From his study, Bateman concluded that he had confirmed Darwin’s thesis that more male mating events led to more offspring. His paper did not attract much attention for many years. For a start, most scientists considered that the ideas were uncontroversial. However suddenly after 1972, Bateman’s work came to be considered a foundational paper in sexual selection, second only to Darwin’s 1871 tome. Bateman’s work has increasingly come to be cited as providing empirical support for Darwin’s views on male promiscuity and female passivity. But nobody thought to critically review Bateman’s research, until now.

Anyone familiar with fruit fly breeding would realize that the study, as designed, would not work. Patricia Gowaty of University of California at Los Angeles (UCLA) recently undertook to actually repeat Dr. Bateman’s study, more than 60 years after its publication. She found multiple problems with the experimental design and analysis. (Proceedings of the National Academy of Sciences June 11/2012 online edition). A problem with missing offspring and other statistical problems, led Patricia Gowaty to conclude that Bateman’s study should never have been published and it most certainly should never have achieved iconic status.

There is a larger question here however. Why would anyone think that a study of fruit fly breeding (however flawed) had implications for any group other than fruit flies? Why for example would fruit fly breeding tell us anything about how humans breed or should breed? The reason, of course, is that Darwin claimed that promiscuous males were a universal principle of evolution. Despite this claim by Darwin however, there have in recent years, been quite a number of challenges to his theory.

Joan Roughgarden, organizer of a conference in 2003 to reconsider Darwin’s views, herself wrote a book entitled Evolution’s Rainbow in 2004 which calls for the outright abandonment of Darwin’s sexual selection theory. In keeping with her world view, Dr. Roughgarden wants to see changes in emphasis made to conventional biology, psychology, medicine and anthropology. In February 2006, in response to an article by Joan Roughgarden in Science, 40 biologists contributed 10 letters to the journal protesting her personal agenda on issues of gender.

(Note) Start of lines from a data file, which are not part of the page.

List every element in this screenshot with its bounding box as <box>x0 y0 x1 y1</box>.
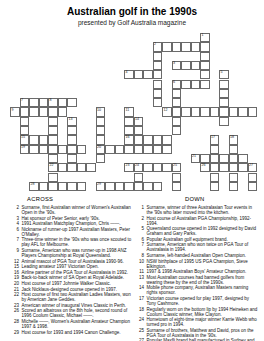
clue-text: Scored an albatross on the 8th hole, sec… <box>22 308 135 318</box>
clue-num-label: 7 <box>135 242 144 252</box>
clue-text: Host course of first two Australian Ladi… <box>22 292 135 302</box>
page-subtitle: presented by Golf Australia magazine <box>0 19 264 26</box>
grid-cell <box>172 89 182 98</box>
grid-cell: 13 <box>67 117 77 126</box>
grid-cell <box>58 182 68 191</box>
grid-cell <box>229 107 239 116</box>
clue-text: Surname, first Australian winner of Wome… <box>22 205 135 215</box>
grid-cell <box>115 182 125 191</box>
clue-text: Surname, left-handed Australian Open Cha… <box>147 253 260 258</box>
down-clue-5: 5Queensland course opened in 1992 design… <box>135 226 259 236</box>
grid-cell <box>48 126 58 135</box>
down-clue-6: 6Popular Australian golf equipment brand… <box>135 237 259 242</box>
clue-num-label: 23 <box>10 303 19 308</box>
down-clue-13: 13Most Australian courses had banned gol… <box>135 275 259 285</box>
grid-cell <box>124 117 134 126</box>
grid-cell <box>162 42 172 51</box>
grid-cell <box>48 182 58 191</box>
grid-cell <box>229 154 239 163</box>
grid-cell <box>229 145 239 154</box>
grid-cell <box>191 80 201 89</box>
grid-cell <box>96 126 106 135</box>
grid-cell <box>153 89 163 98</box>
across-clue-15: 15Leading amateur 1997 Victorian Open. <box>10 264 134 269</box>
clue-text: Most Australian courses had banned golfe… <box>147 275 260 285</box>
down-clue-list: 1Surname, winner of three Australasian T… <box>135 205 259 341</box>
clue-num-label: 24 <box>135 317 144 327</box>
grid-cell <box>153 182 163 191</box>
grid-cell <box>191 107 201 116</box>
grid-cell <box>191 42 201 51</box>
grid-cell <box>67 182 77 191</box>
grid-cell <box>134 135 144 144</box>
grid-cell <box>48 107 58 116</box>
clue-text: Jack Nicklaus-designed course opened in … <box>22 287 135 292</box>
grid-cell <box>162 135 172 144</box>
clue-number-14: 14 <box>135 118 139 122</box>
clue-text: NSW birthplace of 1995 US PGA Champion, … <box>147 259 260 269</box>
clue-number-19: 19 <box>21 146 25 150</box>
clue-text: Victorian course opened for play 1997, d… <box>147 296 260 306</box>
clue-num-label: 14 <box>135 285 144 295</box>
grid-cell <box>67 98 77 107</box>
grid-cell <box>200 80 210 89</box>
grid-cell <box>238 163 248 172</box>
clue-num-label: 5 <box>135 226 144 236</box>
grid-cell: 25 <box>172 163 182 172</box>
grid-cell <box>172 42 182 51</box>
grid-cell: 23 <box>124 163 134 172</box>
clue-number-24: 24 <box>135 164 139 168</box>
down-clue-24: 24Hometown of eight-time major winner Ka… <box>135 317 259 327</box>
across-clue-29: 29Host course for 1993 and 1994 Canon Ch… <box>10 330 134 335</box>
grid-cell <box>210 173 220 182</box>
clue-num-label: 25 <box>135 328 144 338</box>
clue-number-8: 8 <box>50 99 52 103</box>
clue-num-label: 8 <box>135 253 144 258</box>
clue-num-label: 18 <box>135 307 144 317</box>
clue-number-11: 11 <box>126 109 130 113</box>
grid-cell <box>48 117 58 126</box>
grid-cell <box>96 117 106 126</box>
clue-num-label: 9 <box>10 248 19 258</box>
grid-cell <box>134 126 144 135</box>
grid-cell <box>200 70 210 79</box>
clue-number-21: 21 <box>192 155 196 159</box>
clue-number-9: 9 <box>12 109 14 113</box>
clue-num-label: 12 <box>10 259 19 264</box>
grid-cell <box>172 126 182 135</box>
grid-cell <box>77 163 87 172</box>
clue-number-27: 27 <box>249 164 253 168</box>
grid-cell <box>181 107 191 116</box>
clue-num-label: 3 <box>10 216 19 221</box>
grid-cell: 17 <box>210 135 220 144</box>
grid-cell <box>96 154 106 163</box>
down-header: DOWN <box>185 196 205 202</box>
grid-cell <box>219 98 229 107</box>
grid-cell <box>229 163 239 172</box>
clue-number-18: 18 <box>230 136 234 140</box>
grid-cell <box>172 117 182 126</box>
clue-num-label: 11 <box>135 269 144 274</box>
grid-cell <box>219 107 229 116</box>
clue-number-25: 25 <box>173 164 177 168</box>
clue-text: Host course of 1997 Johnnie Walker Class… <box>22 281 135 286</box>
grid-cell <box>134 145 144 154</box>
clue-number-4: 4 <box>126 71 128 75</box>
across-clue-12: 12Animal mascot of PGA Tour of Australas… <box>10 259 134 264</box>
grid-cell <box>248 107 258 116</box>
grid-cell <box>210 107 220 116</box>
grid-cell: 7 <box>20 98 30 107</box>
grid-cell <box>210 154 220 163</box>
grid-cell <box>48 173 58 182</box>
clue-text: Host course for 1993 and 1994 Canon Chal… <box>22 330 135 335</box>
grid-cell <box>181 61 191 70</box>
clue-num-label: 4 <box>10 221 19 226</box>
clue-number-3: 3 <box>173 62 175 66</box>
grid-cell <box>153 70 163 79</box>
grid-cell <box>172 107 182 116</box>
grid-cell <box>67 154 77 163</box>
across-clue-28: 28Michelle ——, Women's Australian Amateu… <box>10 319 134 329</box>
across-clue-4: 41991 Australian Matchplay Champion, Chr… <box>10 221 134 226</box>
clue-number-23: 23 <box>126 164 130 168</box>
grid-cell: 16 <box>124 135 134 144</box>
grid-cell <box>39 98 49 107</box>
grid-cell: 2 <box>153 42 163 51</box>
grid-cell: 12 <box>162 107 172 116</box>
grid-cell <box>134 70 144 79</box>
clue-number-29: 29 <box>97 183 101 187</box>
clue-text: Queensland course opened in 1992 designe… <box>147 226 260 236</box>
grid-cell <box>58 107 68 116</box>
grid-cell: 20 <box>96 145 106 154</box>
clue-text: Animal mascot of PGA Tour of Australasia… <box>22 259 135 264</box>
grid-cell: 22 <box>48 163 58 172</box>
grid-cell <box>143 182 153 191</box>
grid-cell <box>200 61 210 70</box>
grid-cell <box>124 145 134 154</box>
clue-text: Leading amateur 1997 Victorian Open. <box>22 264 135 269</box>
grid-cell <box>77 182 87 191</box>
clue-num-label: 26 <box>10 308 19 318</box>
grid-cell <box>48 154 58 163</box>
clue-text: American winner of inaugural Vines Class… <box>22 303 135 308</box>
grid-cell <box>20 107 30 116</box>
clue-number-20: 20 <box>97 146 101 150</box>
grid-cell: 29 <box>96 182 106 191</box>
grid-cell <box>96 135 106 144</box>
clue-num-label: 17 <box>135 296 144 306</box>
grid-cell <box>67 145 77 154</box>
grid-cell <box>67 135 77 144</box>
page-title: Australian golf in the 1990s <box>0 6 264 17</box>
grid-cell <box>153 52 163 61</box>
grid-cell <box>143 70 153 79</box>
grid-cell: 8 <box>48 98 58 107</box>
grid-cell: 9 <box>10 107 20 116</box>
grid-cell <box>219 154 229 163</box>
across-clue-list: 2Surname, first Australian winner of Wom… <box>10 205 134 335</box>
grid-cell: 6 <box>172 80 182 89</box>
down-clue-11: 111997 & 1998 Australian Boys' Amateur C… <box>135 269 259 274</box>
grid-cell: 14 <box>134 117 144 126</box>
grid-cell <box>58 163 68 172</box>
grid-cell <box>219 117 229 126</box>
clue-text: Surname, American who won twice on PGA T… <box>147 242 260 252</box>
grid-cell: 15 <box>20 135 30 144</box>
grid-cell <box>67 126 77 135</box>
grid-cell <box>153 145 163 154</box>
grid-cell <box>200 42 210 51</box>
grid-cell <box>172 173 182 182</box>
grid-cell <box>29 135 39 144</box>
down-clue-7: 7Surname, American who won twice on PGA … <box>135 242 259 252</box>
grid-cell <box>153 98 163 107</box>
grid-cell <box>153 61 163 70</box>
clue-number-10: 10 <box>97 109 101 113</box>
clue-number-12: 12 <box>164 109 168 113</box>
grid-cell <box>105 182 115 191</box>
across-clue-19: 19Back-to-back winner of SA Open at Roya… <box>10 275 134 280</box>
grid-cell <box>48 135 58 144</box>
grid-cell <box>48 145 58 154</box>
down-clue-18: 18Regularly worn on the bottom lip by 19… <box>135 307 259 317</box>
clue-number-7: 7 <box>21 99 23 103</box>
clue-number-13: 13 <box>69 118 73 122</box>
across-clue-16: 16Airline partner of the PGA Tour of Aus… <box>10 270 134 275</box>
clue-num-label: 19 <box>10 275 19 280</box>
grid-cell <box>238 154 248 163</box>
clue-number-17: 17 <box>211 136 215 140</box>
grid-cell: 1 <box>200 33 210 42</box>
grid-cell <box>219 89 229 98</box>
across-clue-20: 20Host course of 1997 Johnnie Walker Cla… <box>10 281 134 286</box>
grid-cell: 18 <box>229 135 239 144</box>
grid-cell: 5 <box>219 70 229 79</box>
grid-cell <box>172 98 182 107</box>
clue-number-22: 22 <box>50 164 54 168</box>
grid-cell <box>210 163 220 172</box>
grid-cell <box>172 182 182 191</box>
across-clue-26: 26Scored an albatross on the 8th hole, s… <box>10 308 134 318</box>
grid-cell <box>39 145 49 154</box>
grid-cell: 24 <box>134 163 144 172</box>
grid-cell: 19 <box>20 145 30 154</box>
grid-cell <box>124 126 134 135</box>
grid-cell <box>210 182 220 191</box>
clue-number-16: 16 <box>126 136 130 140</box>
grid-cell <box>58 145 68 154</box>
clue-number-6: 6 <box>173 81 175 85</box>
grid-cell <box>219 163 229 172</box>
grid-cell <box>153 163 163 172</box>
clue-num-label: 16 <box>10 270 19 275</box>
grid-cell <box>134 173 144 182</box>
across-clue-21: 21Jack Nicklaus-designed course opened i… <box>10 287 134 292</box>
grid-cell <box>238 107 248 116</box>
across-clue-22: 22Host course of first two Australian La… <box>10 292 134 302</box>
grid-cell <box>58 98 68 107</box>
clue-text: Three-time winner in the '90s who was on… <box>22 237 135 247</box>
clue-text: Surname, American who was runner-up in 1… <box>22 248 135 258</box>
down-clue-1: 1Surname, winner of three Australasian T… <box>135 205 259 215</box>
grid-cell <box>229 173 239 182</box>
down-clue-25: 25Surname of brothers, Matthew and David… <box>135 328 259 338</box>
across-clue-3: 3Hat sponsor of Peter Senior, early '90s… <box>10 216 134 221</box>
grid-cell <box>143 145 153 154</box>
grid-cell <box>86 163 96 172</box>
clue-text: Nickname of runner-up 1997 Australian Ma… <box>22 227 135 237</box>
grid-cell <box>210 145 220 154</box>
clue-number-15: 15 <box>21 136 25 140</box>
clue-text: Surname of brothers, Matthew and David, … <box>147 328 260 338</box>
clue-text: Hat sponsor of Peter Senior, early '90s. <box>22 216 135 221</box>
clue-number-2: 2 <box>154 43 156 47</box>
clue-num-label: 7 <box>10 237 19 247</box>
clue-num-label: 28 <box>10 319 19 329</box>
grid-cell <box>181 80 191 89</box>
grid-cell: 21 <box>191 154 201 163</box>
grid-cell <box>39 135 49 144</box>
grid-cell <box>124 182 134 191</box>
grid-cell <box>219 80 229 89</box>
grid-cell <box>200 52 210 61</box>
grid-cell: 27 <box>248 163 258 172</box>
grid-cell <box>29 107 39 116</box>
grid-cell <box>67 163 77 172</box>
grid-cell <box>248 182 258 191</box>
clue-num-label: 10 <box>135 259 144 269</box>
grid-cell <box>134 182 144 191</box>
clue-num-label: 2 <box>10 205 19 215</box>
grid-cell <box>153 80 163 89</box>
grid-cell <box>181 42 191 51</box>
grid-cell <box>143 135 153 144</box>
grid-cell <box>115 145 125 154</box>
clue-num-label: 6 <box>135 237 144 242</box>
clue-number-5: 5 <box>221 71 223 75</box>
grid-cell: 28 <box>29 182 39 191</box>
grid-cell <box>20 117 30 126</box>
grid-cell <box>29 145 39 154</box>
clue-text: Surname, winner of three Australasian To… <box>147 205 260 215</box>
grid-cell <box>20 126 30 135</box>
grid-cell <box>39 182 49 191</box>
down-clue-2: 2Host course of Australian PGA Champions… <box>135 216 259 226</box>
down-clue-17: 17Victorian course opened for play 1997,… <box>135 296 259 306</box>
grid-cell: 10 <box>96 107 106 116</box>
clue-num-label: 21 <box>10 287 19 292</box>
grid-cell <box>248 173 258 182</box>
across-clue-2: 2Surname, first Australian winner of Wom… <box>10 205 134 215</box>
grid-cell <box>77 145 87 154</box>
grid-cell: 11 <box>124 107 134 116</box>
clue-text: Michelle ——, Women's Australian Amateur … <box>22 319 135 329</box>
clue-num-label: 2 <box>135 216 144 226</box>
grid-cell <box>143 163 153 172</box>
clue-num-label: 22 <box>10 292 19 302</box>
clue-num-label: 29 <box>10 330 19 335</box>
clue-number-1: 1 <box>202 34 204 38</box>
clue-num-label: 20 <box>10 281 19 286</box>
clue-text: Popular Australian golf equipment brand. <box>147 237 260 242</box>
clue-num-label: 1 <box>135 205 144 215</box>
grid-cell <box>162 163 172 172</box>
clue-text: Hometown of eight-time major winner Karr… <box>147 317 260 327</box>
across-clue-7: 7Three-time winner in the '90s who was o… <box>10 237 134 247</box>
clue-number-28: 28 <box>31 183 35 187</box>
grid-cell <box>153 135 163 144</box>
clue-text: 1997 & 1998 Australian Boys' Amateur Cha… <box>147 269 260 274</box>
clue-num-label: 6 <box>10 227 19 237</box>
grid-cell <box>200 107 210 116</box>
crossword-grid: 1234567891011121314151617181920212223242… <box>10 33 258 192</box>
across-clue-6: 6Nickname of runner-up 1997 Australian M… <box>10 227 134 237</box>
clue-text: Airline partner of the PGA Tour of Austr… <box>22 270 135 275</box>
clue-number-26: 26 <box>202 164 206 168</box>
across-clue-9: 9Surname, American who was runner-up in … <box>10 248 134 258</box>
across-clue-23: 23American winner of inaugural Vines Cla… <box>10 303 134 308</box>
clue-text: Host course of Australian PGA Championsh… <box>147 216 260 226</box>
down-clue-8: 8Surname, left-handed Australian Open Ch… <box>135 253 259 258</box>
grid-cell: 4 <box>124 70 134 79</box>
grid-cell <box>29 98 39 107</box>
clue-num-label: 13 <box>135 275 144 285</box>
down-clue-10: 10NSW birthplace of 1995 US PGA Champion… <box>135 259 259 269</box>
grid-cell <box>162 145 172 154</box>
clue-num-label: 15 <box>10 264 19 269</box>
grid-cell <box>200 154 210 163</box>
down-clue-14: 14Mobile phone company, Australian Maste… <box>135 285 259 295</box>
clue-text: Regularly worn on the bottom lip by 1994… <box>147 307 260 317</box>
clue-text: Mobile phone company, Australian Masters… <box>147 285 260 295</box>
across-header: ACROSS <box>27 196 53 202</box>
grid-cell <box>39 107 49 116</box>
grid-cell: 26 <box>200 163 210 172</box>
grid-cell <box>229 182 239 191</box>
clue-text: 1991 Australian Matchplay Champion, Chri… <box>22 221 135 226</box>
grid-cell: 3 <box>172 61 182 70</box>
grid-cell <box>105 145 115 154</box>
grid-cell <box>191 61 201 70</box>
clue-text: Back-to-back winner of SA Open at Royal … <box>22 275 135 280</box>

Five years later however, Science saluted Joan Roughgarden as an audacious scientist who asks bold questions and is committed to following the evidence in search of answers.

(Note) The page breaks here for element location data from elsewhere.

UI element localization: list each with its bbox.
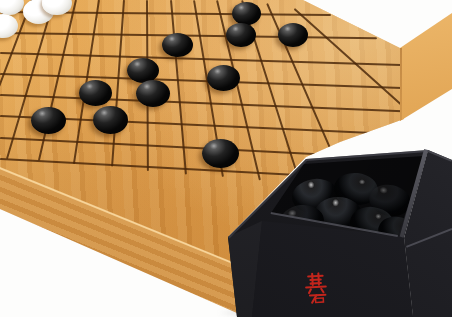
go-set-photo	[0, 0, 452, 317]
go-stone-black	[232, 2, 261, 25]
go-stone-black	[202, 139, 239, 168]
go-stone-black	[207, 65, 240, 91]
go-stone-black	[162, 33, 193, 57]
go-stone-black	[127, 58, 159, 83]
go-stone-black	[278, 23, 308, 47]
go-stone-white	[0, 14, 18, 38]
go-character-strokes	[305, 273, 326, 303]
go-stone-black	[136, 80, 170, 107]
go-stone-white	[0, 0, 24, 15]
go-stone-black	[79, 80, 112, 106]
box-label-character	[302, 271, 330, 304]
go-stone-black	[226, 23, 256, 47]
go-stone-black	[93, 106, 128, 134]
go-stone-black	[31, 107, 66, 134]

So what does it mean when these scientists declare that Darwin was wrong? Does this really mean that Darwin was wrong? Yes he was wrong, but we do not need these ladies, with their controversial agendas, to tell us that. There are countless examples of animals with breeding patterns entirely different from the aggressive males, lauded by Darwin. Also of course, the Bateman study suffered from many obvious flaws and it should never have been considered applicable to anything other than fruit flies in any case. The issue that caused Patricia Gowaty and Joan Roughgarden to challenge Darwin, was their feminism. They were challenging Darwin’s view of male superiority, not evolution. It just goes to show that one’s worldview affects how one interprets science and how the world reacts to that science. It is entirely possible to be right for the wrong reasons, as this study shows. Obviously it is important to be critical consumers of scientific information.